Он встал и, показывая открывавшиеся перед нами пролеты коридоров, сверкавшие всеми цветами радуги, заговорил торжественно, словно рассказывая какую-то сказку:
— Пойдешь направо — увидишь чудо… Ты уже увидел его, — быстро добавил он обычным голосом. — Пойдешь прямо — узнаешь тайну… Ну, пусть будет тайна! Проснись наконец, доктор! Идем!
— Куда?
— Туда, где тайна. На Улицу биологов.
Мы пошли по коридору, освещенному зеленым светом.

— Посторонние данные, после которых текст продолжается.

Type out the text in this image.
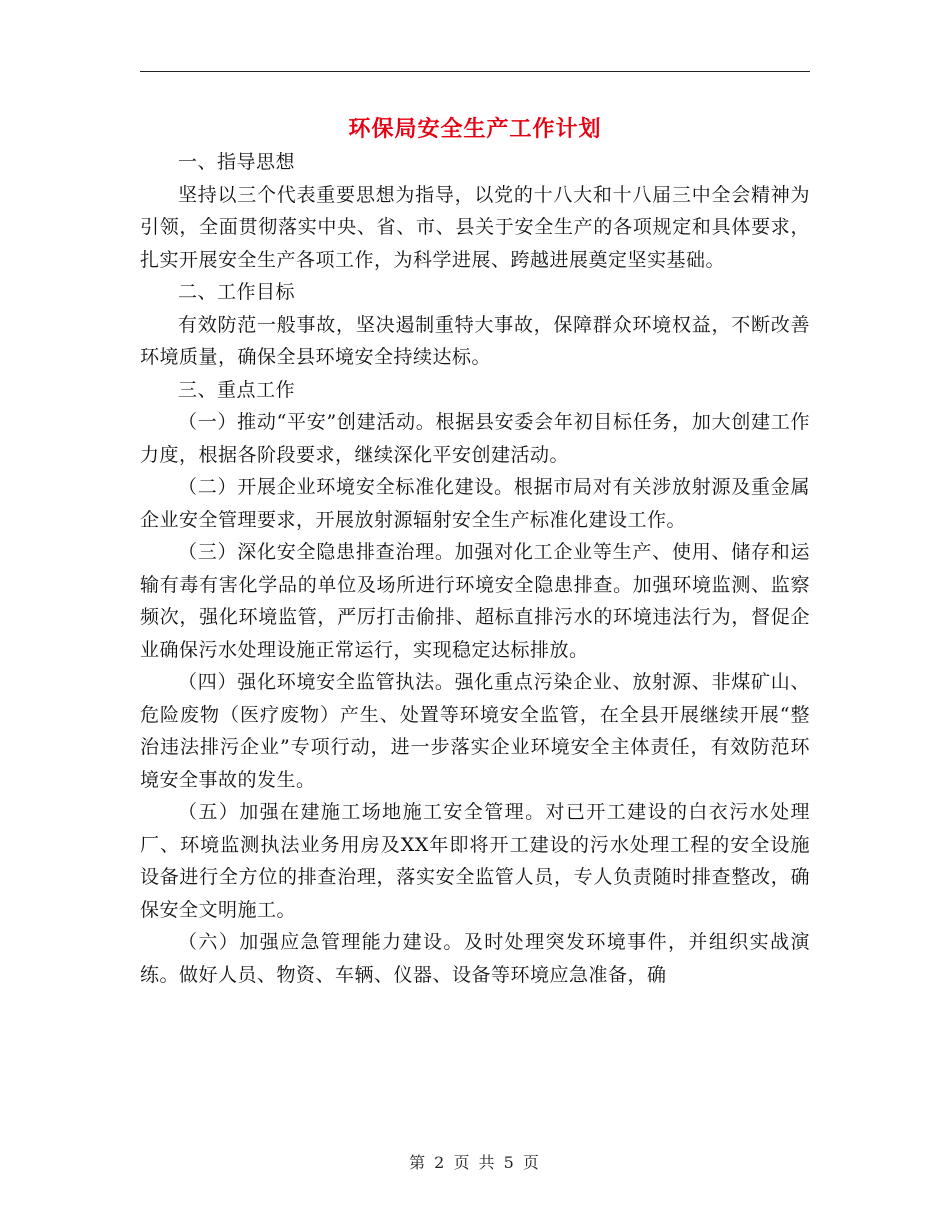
环保局安全生产工作计划

一、指导思想

坚持以三个代表重要思想为指导，以党的十八大和十八届三中全会精神为引领，全面贯彻落实中央、省、市、县关于安全生产的各项规定和具体要求，扎实开展安全生产各项工作，为科学进展、跨越进展奠定坚实基础。

二、工作目标

有效防范一般事故，坚决遏制重特大事故，保障群众环境权益，不断改善环境质量，确保全县环境安全持续达标。

三、重点工作

（一）推动“平安”创建活动。根据县安委会年初目标任务，加大创建工作力度，根据各阶段要求，继续深化平安创建活动。

（二）开展企业环境安全标准化建设。根据市局对有关涉放射源及重金属企业安全管理要求，开展放射源辐射安全生产标准化建设工作。

（三）深化安全隐患排查治理。加强对化工企业等生产、使用、储存和运输有毒有害化学品的单位及场所进行环境安全隐患排查。加强环境监测、监察频次，强化环境监管，严厉打击偷排、超标直排污水的环境违法行为，督促企业确保污水处理设施正常运行，实现稳定达标排放。

（四）强化环境安全监管执法。强化重点污染企业、放射源、非煤矿山、危险废物（医疗废物）产生、处置等环境安全监管，在全县开展继续开展“整治违法排污企业”专项行动，进一步落实企业环境安全主体责任，有效防范环境安全事故的发生。

（五）加强在建施工场地施工安全管理。对已开工建设的白衣污水处理厂、环境监测执法业务用房及XX年即将开工建设的污水处理工程的安全设施设备进行全方位的排查治理，落实安全监管人员，专人负责随时排查整改，确保安全文明施工。

（六）加强应急管理能力建设。及时处理突发环境事件，并组织实战演练。做好人员、物资、车辆、仪器、设备等环境应急准备，确

第 2 页 共 5 页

Тут на стенах тоже были нарисованы домики.
— Здесь живет Калларла, жена Гообара, — сказал историк.
— Жена Гообара? — повторил я.
Калларла было имя незнакомки, которая подошла ко мне в первый вечер на «Гее».
— Да.
— А он тоже тут?
— Он живет здесь же, только с другой стороны, вход к нему с Улицы физиков. Оба жилища соединены внутренним коридором. Но Гообара проще всего найти в его лаборатории.
На Земле о человеке многое можно узнать по обстановке его жилища. Здесь же, на корабле, о характере обитателя говорит даже вид за окнами, потому что каждый выбирает произведение видеопластики по своему вкусу. Не успел я подумать об этом, как двери отворились и мы с Тер-Хааром ступили на порог.

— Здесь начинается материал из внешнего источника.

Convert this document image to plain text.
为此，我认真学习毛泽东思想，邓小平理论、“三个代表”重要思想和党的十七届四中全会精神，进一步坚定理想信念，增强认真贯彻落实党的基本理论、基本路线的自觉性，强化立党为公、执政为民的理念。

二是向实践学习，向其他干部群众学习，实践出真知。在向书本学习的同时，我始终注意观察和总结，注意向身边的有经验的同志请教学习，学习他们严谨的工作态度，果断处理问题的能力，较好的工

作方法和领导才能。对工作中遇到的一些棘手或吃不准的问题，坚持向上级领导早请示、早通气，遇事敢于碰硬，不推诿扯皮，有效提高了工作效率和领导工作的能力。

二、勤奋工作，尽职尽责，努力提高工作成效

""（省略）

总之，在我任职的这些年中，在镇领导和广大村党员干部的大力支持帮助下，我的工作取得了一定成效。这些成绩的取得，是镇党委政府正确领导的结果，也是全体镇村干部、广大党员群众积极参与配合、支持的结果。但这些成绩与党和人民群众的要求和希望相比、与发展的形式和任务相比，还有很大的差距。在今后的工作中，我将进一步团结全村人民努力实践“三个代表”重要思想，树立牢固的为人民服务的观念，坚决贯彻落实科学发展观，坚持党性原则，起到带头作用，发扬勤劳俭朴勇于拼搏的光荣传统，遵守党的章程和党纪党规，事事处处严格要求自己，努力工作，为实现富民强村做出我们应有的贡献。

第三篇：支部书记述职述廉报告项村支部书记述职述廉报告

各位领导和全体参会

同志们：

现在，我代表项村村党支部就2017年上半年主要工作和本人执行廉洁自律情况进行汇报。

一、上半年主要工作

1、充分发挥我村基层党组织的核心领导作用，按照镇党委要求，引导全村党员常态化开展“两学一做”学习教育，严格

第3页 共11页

Мы очутились в простом деревенском домике, с полом и потолком из некрашеных досок соломенного цвета. Посередине стояли низкий стеклянный стол и кресла с отогнутыми назад спинками. На полу у стен было много зелени — простой травы, без цветов. Изнутри эта комната как бы была продолжением сада, печально мокнувшего за окнами, — там шел дождь. Вдали тянулись тучи — не по небу, а совсем низко, по вершинам холмов. В разрывах облаков иногда показывались черные и рыжеватые склоны, а дождь продолжал лить монотонно, не ослабевая; постоянно был слышен его легкий стук по крытым гравием дорожкам, журчанье стекавшей по желобу воды и даже шум лопавшихся на лужах пузырей. Этот вид настолько поразил меня своей будничностью, что я остановился как вкопанный и стоял так, пока хозяйка не появилась передо мной с протянутыми руками.

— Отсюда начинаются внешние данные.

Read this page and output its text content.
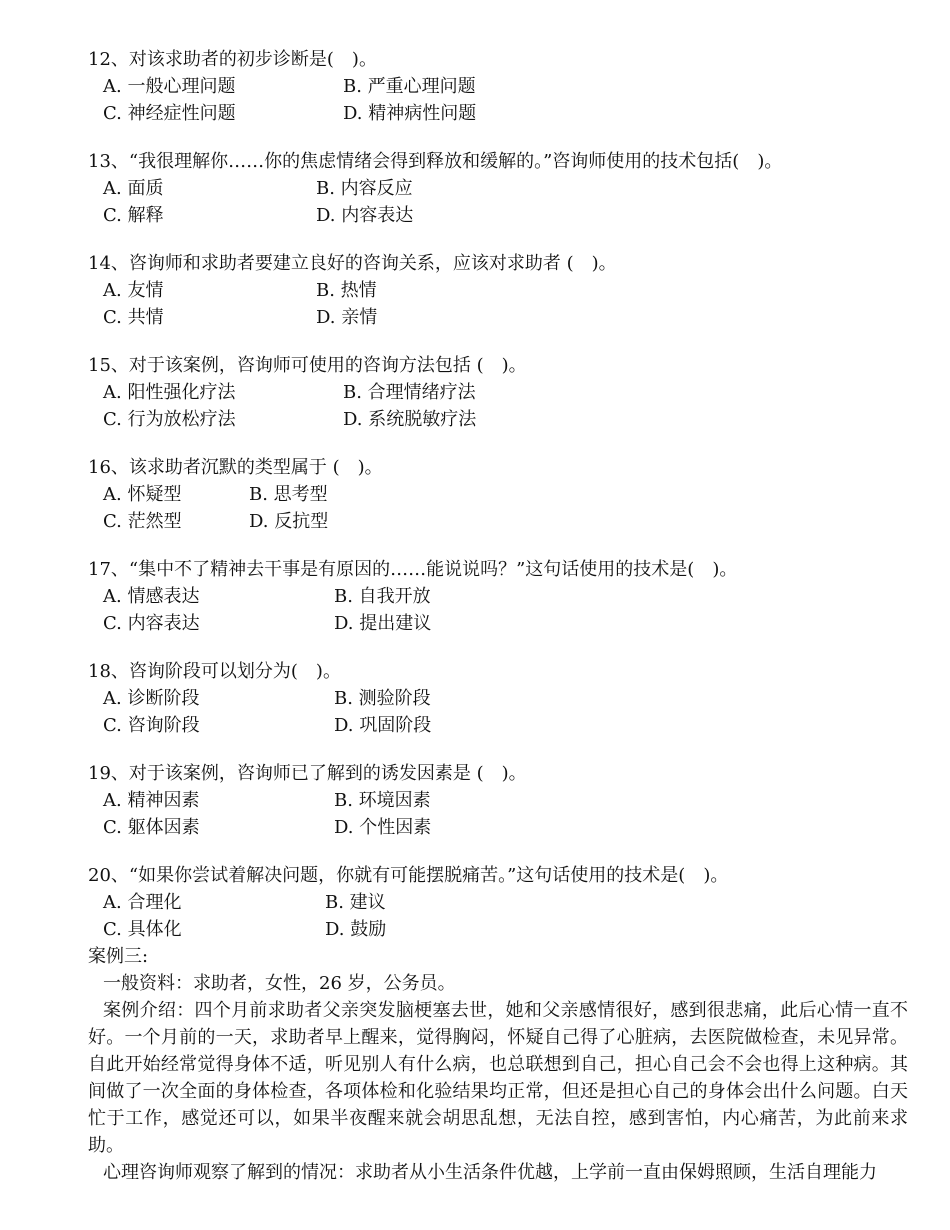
12、对该求助者的初步诊断是(　)。
A. 一般心理问题	B. 严重心理问题
C. 神经症性问题	D. 精神病性问题
13、“我很理解你……你的焦虑情绪会得到释放和缓解的。”咨询师使用的技术包括(　)。
A. 面质	B. 内容反应
C. 解释	D. 内容表达
14、咨询师和求助者要建立良好的咨询关系，应该对求助者 (　)。
A. 友情	B. 热情
C. 共情	D. 亲情
15、对于该案例，咨询师可使用的咨询方法包括 (　)。
A. 阳性强化疗法	B. 合理情绪疗法
C. 行为放松疗法	D. 系统脱敏疗法
16、该求助者沉默的类型属于 (　)。
A. 怀疑型	B. 思考型
C. 茫然型	D. 反抗型
17、“集中不了精神去干事是有原因的……能说说吗？”这句话使用的技术是(　)。
A. 情感表达	B. 自我开放
C. 内容表达	D. 提出建议
18、咨询阶段可以划分为(　)。
A. 诊断阶段	B. 测验阶段
C. 咨询阶段	D. 巩固阶段
19、对于该案例，咨询师已了解到的诱发因素是 (　)。
A. 精神因素	B. 环境因素
C. 躯体因素	D. 个性因素
20、“如果你尝试着解决问题，你就有可能摆脱痛苦。”这句话使用的技术是(　)。
A. 合理化	B. 建议
C. 具体化	D. 鼓励
案例三:
一般资料：求助者，女性，26 岁，公务员。
案例介绍：四个月前求助者父亲突发脑梗塞去世，她和父亲感情很好，感到很悲痛，此后心情一直不好。一个月前的一天，求助者早上醒来，觉得胸闷，怀疑自己得了心脏病，去医院做检查，未见异常。自此开始经常觉得身体不适，听见别人有什么病，也总联想到自己，担心自己会不会也得上这种病。其间做了一次全面的身体检查，各项体检和化验结果均正常，但还是担心自己的身体会出什么问题。白天忙于工作，感觉还可以，如果半夜醒来就会胡思乱想，无法自控，感到害怕，内心痛苦，为此前来求助。
心理咨询师观察了解到的情况：求助者从小生活条件优越，上学前一直由保姆照顾，生活自理能力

— Я привел к тебе почти коллегу по профессии: нашего доктора, — сказал историк.
В слабом свете пасмурного дня, падавшем сквозь широко раскрытые окна, Калларла показалась мне еще ниже ростом и моложе, чем при первой встрече, на ней было домашнее платье из темно-красной ткани с таким тонким и запутанным рисунком, словно это был вышитый серебром план лабиринта. Кроме нее в комнате были еще двое: девушка с тяжелыми рыжими волосами, ниспадавшими на голубое платье, и атлетически сложенный мужчина.